After last week’s mostly uneventful episode, I was starting to get worried that this final season might end up being just a whole bunch of filler. But thankfully, there’s plenty to talk about tonight, starting with the latest development from the Vincent Chase career rehabilitation saga. Though it wasn’t totally surprising that Vince would botch his interview with the Vanity Fair reporter once he realized that she was smoking hot, I expected much worse to come from all his flirting. Instead, Vince took it upon himself to make things right, and though he did successfully smooth things over by giving a good second interview, he still had the urge to hit on her again when it was over. Vince claims that he’s in love, but this has happened too many times before for anyone to seriously believe that it’ll end any differently.
And as one Chase brother attempts to put his career back together, the other is coming dangerously close to tearing his apart. Then again, can you blame him? While Drama has tried to stick it out after Dice’s decision to walk from the show, his new replacement has become insufferable to work with, even going so far as to criticize his performance in the recording booth. Desperate to get Dice back at any cost, Drama makes the unselfish offer to give him the difference in his pay so that they would be making the same amount. Dice graciously declines, however, stating that if anyone’s going to pay him, it’ll be the network, and is confident they’re going to give in to his demands soon.
But Phil doesn’t think that’s the case, letting Drama in on the secret that the network is so pleased with his work that they’re planning to tailor the entire show around him. Granted, I thought that’s what they were doing this whole time by making a cartoon called “Johnny’s Bananas,” but I digress. Drama feels that if the network really believes in him that much, however, that they would be willing to do anything he asks, so he decides to walk from the show in an attempt to convince them that the cartoon will only be successful with Dice’s involvement. That would have been a pretty boneheaded decision a few weeks ago, but now that Drama knows what he does, it’s his best chance of saving the show. It also proves just how much he’s matured over the last eight seasons, because I don’t think a younger Drama would have done the same.
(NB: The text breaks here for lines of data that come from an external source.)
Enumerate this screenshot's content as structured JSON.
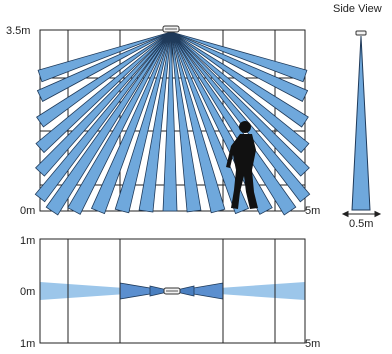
{
  "top_view": {
    "label_top": "3.5m",
    "label_bottom": "0m",
    "label_right": "5m"
  },
  "side_view": {
    "title": "Side View",
    "width_label": "0.5m"
  },
  "floor_view": {
    "label_top": "1m",
    "label_middle": "0m",
    "label_bottom": "1m",
    "label_right": "5m"
  },
  "colors": {
    "beam_fill": "#6fa8dc",
    "beam_stroke": "#1f3a5a",
    "floor_beam_fill": "#9cc6ea",
    "floor_beam_dark": "#5b8fcf",
    "grid_line": "#222222",
    "silhouette": "#111111"
  },
  "icons": {
    "sensor": "sensor-icon",
    "person": "walking-person-icon"
  }
}
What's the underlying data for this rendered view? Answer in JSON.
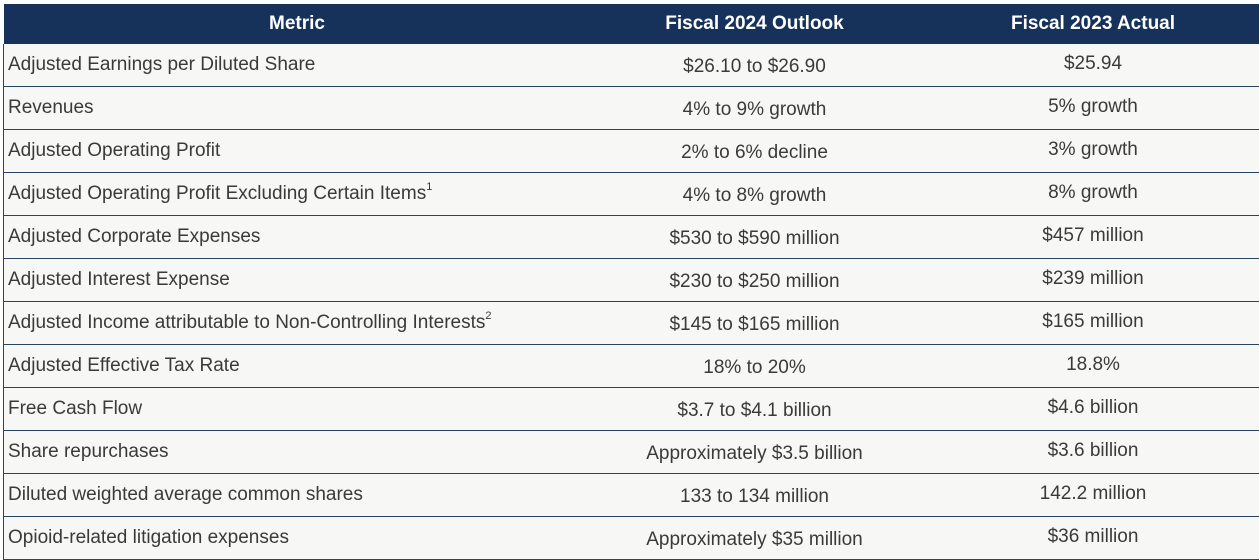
{
  "table": {
    "headers": {
      "metric": "Metric",
      "outlook": "Fiscal 2024 Outlook",
      "actual": "Fiscal 2023 Actual"
    },
    "rows": [
      {
        "metric": "Adjusted Earnings per Diluted Share",
        "footnote": "",
        "outlook": "$26.10 to $26.90",
        "actual": "$25.94"
      },
      {
        "metric": "Revenues",
        "footnote": "",
        "outlook": "4% to 9% growth",
        "actual": "5% growth"
      },
      {
        "metric": "Adjusted Operating Profit",
        "footnote": "",
        "outlook": "2% to 6% decline",
        "actual": "3% growth"
      },
      {
        "metric": "Adjusted Operating Profit Excluding Certain Items",
        "footnote": "1",
        "outlook": "4% to 8% growth",
        "actual": "8% growth"
      },
      {
        "metric": "Adjusted Corporate Expenses",
        "footnote": "",
        "outlook": "$530 to $590 million",
        "actual": "$457 million"
      },
      {
        "metric": "Adjusted Interest Expense",
        "footnote": "",
        "outlook": "$230 to $250 million",
        "actual": "$239 million"
      },
      {
        "metric": "Adjusted Income attributable to Non-Controlling Interests",
        "footnote": "2",
        "outlook": "$145 to $165 million",
        "actual": "$165 million"
      },
      {
        "metric": "Adjusted Effective Tax Rate",
        "footnote": "",
        "outlook": "18% to 20%",
        "actual": "18.8%"
      },
      {
        "metric": "Free Cash Flow",
        "footnote": "",
        "outlook": "$3.7 to $4.1 billion",
        "actual": "$4.6 billion"
      },
      {
        "metric": "Share repurchases",
        "footnote": "",
        "outlook": "Approximately $3.5 billion",
        "actual": "$3.6 billion"
      },
      {
        "metric": "Diluted weighted average common shares",
        "footnote": "",
        "outlook": "133 to 134 million",
        "actual": "142.2 million"
      },
      {
        "metric": "Opioid-related litigation expenses",
        "footnote": "",
        "outlook": "Approximately $35 million",
        "actual": "$36 million"
      }
    ]
  },
  "colors": {
    "header_bg": "#16325a",
    "header_text": "#ffffff",
    "row_bg": "#f7f7f5",
    "row_text": "#3a3a3a",
    "rule": "#2a4466"
  }
}
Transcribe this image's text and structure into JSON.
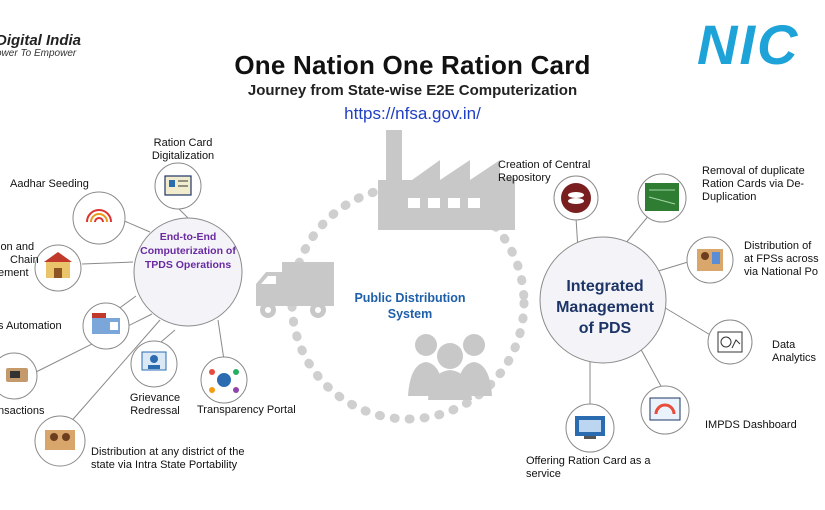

Meanwhile, the chances of Ari getting back together with his wife are looking smaller and smaller each week. After a day at Disneyland with the kids gets cancelled due to work, Mrs. Ari informs him that she’s filing for a divorce – not because of his recent fling with Dana, but because he consistently puts work before family. I think we all knew that this was where things were heading all along, but it’s still strange to watch as it develops, especially because Ari and his wife always seemed like the one (somewhat) healthy relationship on the show. Fortunately, that only opens the door for Ari and Dana to hook up permanently. You may have been able to cut the tension between the two of them with a knife during that earlier meeting, but Dana seems willing to give Ari another chance, and I can’t imagine him messing it up again. The two are perfect for each other, if maybe a little too much.
Other thoughts from the episode:
* The whole subplot revolving around Eric banging Sloan’s ex-stepmother (and then learning that she did it to get revenge on Terrence) was so silly and contrived that, quite honestly, it doesn’t even deserve a mention here. It was likely just included as a way to keep the Eric-Sloan break-up fresh in everyone’s mind for their inevitable reunion.
* With all this talk from Turtle about his plans for Don Peppe’s, we’ve yet to see any actual progress on his part. Why would Vince even bother promoting it if it’s still nothing more than an idea? And with only three more episodes to go, it doesn’t look like that’s going to change any time soon.
* Ari needs to get drunk more often, because tonight’s bender resulted in one of his funniest scenes in a while. “Fuck you, plant. Fuck you, 20 inch screen…” Apparently, the Ari we all know and love has been hiding at the bottom of a bottle all this time.